O NE day Mother Gipsy said, "Do see here, Father Gipsy, Joe-Boy has his eyes open to-day. They are large and black like mine and merry and glad like yours. And he is growing so fast! I think we shall have to stop living in tents now, and build a real truly true house to live in, just like what the town people have. If we do not, I am afraid Joe-Boy will get cold and sick when the winter time comes."

"Yes, yes," said Father Gipsy, "I have been thinking about that very thing myself, but then, I knew how much you loved our pretty gipsy tent here in the woods and I thought you would not wish to leave it."

"Oh yes," said Mother Gipsy, "we both love our tent home very much, but we love Joe-Boy more. When he grows larger he will have to go to Kindergarten, you know, and there is none in the woods. And when he gets to be a big boy he will have to go to school and when he gets to be a great  big boy, why he will have to go to college. So you see we will have to build a house in the town for Joe-Boy if he is to grow into a strong, wise man."

"That is true," said Father Gipsy, "but I can't build a house all by myself, so I must find someone to help me, and the new house will be ready for Joe-Boy when the cold winter time comes."

"You can find plenty of helpers, I am sure," said Mother Gipsy, "and we will pay them some of our money for helping us work.
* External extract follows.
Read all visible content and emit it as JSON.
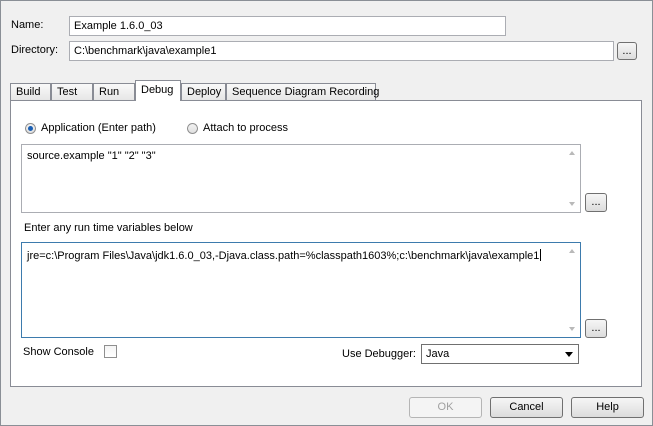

First we must find an architect to give us a plan for the house and then some carpenters and stone cutters and brick masons to build it for us."

"How many rooms do you think we should have in the new house?" said Father Gipsy.

"Not very many," said Mother Gipsy,—"let me see; a kitchen, a dining room, a parlor, a bed room and a play room for Joe-Boy, all his very own, so that when he grows large enough to have toys and other things he will have a nice place to keep them in. Then, of course there must be a broad porch all around the house, for when the weather is bright we shall stay out there a great deal—close to the air and sunshine and the beautiful, beautiful woods, that we love so much."

"All right," said Father Gipsy, "it shall be just as you wish, and to-morrow I will find the workmen who are to do the building—the very best ones that can be found, because we want Joe-Boy to have a strong, well-built house to live in."

Then Mother Gipsy smiled and Father Gipsy smiled, and I am sure Joe-Boy would have smiled too, had he only known how much they loved him. But he only closed his pretty black eyes, nestled up close to Mother Gipsy's heart, and went fast asleep.